Des financements sociaux au cœur des préoccupations
Pour Franck Nguema, l’inquiétude est d’autant plus importante que les secteurs contrôlés comprennent, selon lui, la sécurité sociale, les évacuations sanitaires, le Fonds des Gabonais économiquement faibles et la CNAMGS.
L’ancien ministre rappelle que derrière les montants évoqués se trouvent des dispositifs destinés à répondre à des besoins essentiels : accès aux soins, accompagnement des personnes vulnérables ou encore prise en charge sociale. «Derrière ces chiffres, il y a des vies humaines», souligne-t-il, évoquant notamment les familles en difficulté, les enfants nécessitant des soins ou encore les personnes âgées sans ressources.
Dans sa déclaration, Franck Nguema appelle toutefois à distinguer les irrégularités relevées par les organes de contrôle des responsabilités qui devront, le cas échéant, être définitivement établies par les procédures compétentes.
Sept propositions pour renforcer le contrôle
Pour éviter que de telles situations ne se reproduisent, l’ancien ministre formule sept propositions. Il préconise d’abord le recouvrement effectif et rapide des sommes dues à l’État lorsque les décisions judiciaires sont devenues définitives.
Il propose ensuite la mise en place d’un audit permanent des financements sociaux, notamment au niveau de la CNAMGS, accompagné d’un contrôle interne renforcé et indépendant.
Autre piste avancée : l’accélération de la mise en place du Registre social national unifié, destiné à mieux identifier les bénéficiaires des politiques sociales et à limiter les risques de fraude.
L’ancien ministre plaide également pour la digitalisation des aides et prestations sociales, afin de permettre une meilleure traçabilité des fonds, depuis leur inscription au budget de l’État jusqu’à leur bénéficiaire final.
Il suggère par ailleurs la création d’un Fonds national de lutte contre la pauvreté, soumis à un audit annuel et à la publication de ses ressources, dépenses et résultats.
CNAMGS : mieux sécuriser les paiements
Une partie importante de ses propositions concerne également le système de prise en charge sanitaire.
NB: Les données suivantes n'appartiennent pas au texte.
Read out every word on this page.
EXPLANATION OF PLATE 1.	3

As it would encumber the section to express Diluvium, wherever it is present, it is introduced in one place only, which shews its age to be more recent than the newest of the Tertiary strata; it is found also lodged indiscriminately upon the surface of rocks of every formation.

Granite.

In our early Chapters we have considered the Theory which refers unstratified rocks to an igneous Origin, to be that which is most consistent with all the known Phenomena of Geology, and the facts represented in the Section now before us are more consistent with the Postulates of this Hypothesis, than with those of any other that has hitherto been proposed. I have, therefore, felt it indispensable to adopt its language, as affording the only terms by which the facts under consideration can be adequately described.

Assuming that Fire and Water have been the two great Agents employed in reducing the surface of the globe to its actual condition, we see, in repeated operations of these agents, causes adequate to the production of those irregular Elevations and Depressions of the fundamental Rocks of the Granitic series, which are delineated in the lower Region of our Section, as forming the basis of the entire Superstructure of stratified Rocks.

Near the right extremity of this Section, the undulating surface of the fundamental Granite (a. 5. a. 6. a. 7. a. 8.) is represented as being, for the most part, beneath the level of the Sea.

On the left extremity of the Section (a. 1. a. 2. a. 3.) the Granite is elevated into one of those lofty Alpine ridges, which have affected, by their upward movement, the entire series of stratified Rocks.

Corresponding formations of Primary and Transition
Franck Nguema appelle notamment à renforcer les mécanismes de contrôle des paiements effectués par la CNAMGS aux établissements et professionnels de santé.
L’objectif serait, selon lui, de pouvoir rapprocher chaque consultation, acte médical ou facture d’un patient et d’un soin effectivement réalisé. La digitalisation et l’automatisation des contrôles permettraient ainsi de détecter plus rapidement les doublons, anomalies ou éventuelles surfacturations.
L’ancien ministre estime également nécessaire de sécuriser l’accès aux médicaments en garantissant aux pharmacies des paiements réguliers et traçables, tout en renforçant le contrôle des prescriptions et des produits effectivement délivrés.
Un soutien affiché à Oligui Nguema
Au-delà des propositions techniques, Franck Nguema apporte son soutien au président de la République, Brice Clotaire Oligui Nguema, dans sa volonté affichée de lutter contre la corruption et l’impunité.
Il renvoie notamment aux propos tenus par le chef de l’État lors de la Fête de la Libération à Makokou, le 29 août dernier : «Dans la Cinquième République, chacun doit répondre de ses actes».
Pour Franck Nguema, cette déclaration doit désormais se traduire par une véritable méthode de gouvernance fondée sur le contrôle, le recouvrement des fonds, la sanction lorsque les responsabilités sont établies et la prévention de nouvelles irrégularités. «Les audits ont ouvert la porte. Il faut maintenant aller jusqu’au bout», insiste-t-il.
L’ancien ministre considère ainsi que la protection des ressources destinées aux populations vulnérables doit constituer l’un des piliers de la politique sociale. Pour lui, chaque franc consacré à la lutte contre la pauvreté doit effectivement contribuer à réduire celle-ci. «L’argent destiné aux populations vulnérables n’est pas un argent comme les autres. C’est l’argent de la Solidarité nationale», conclut-il.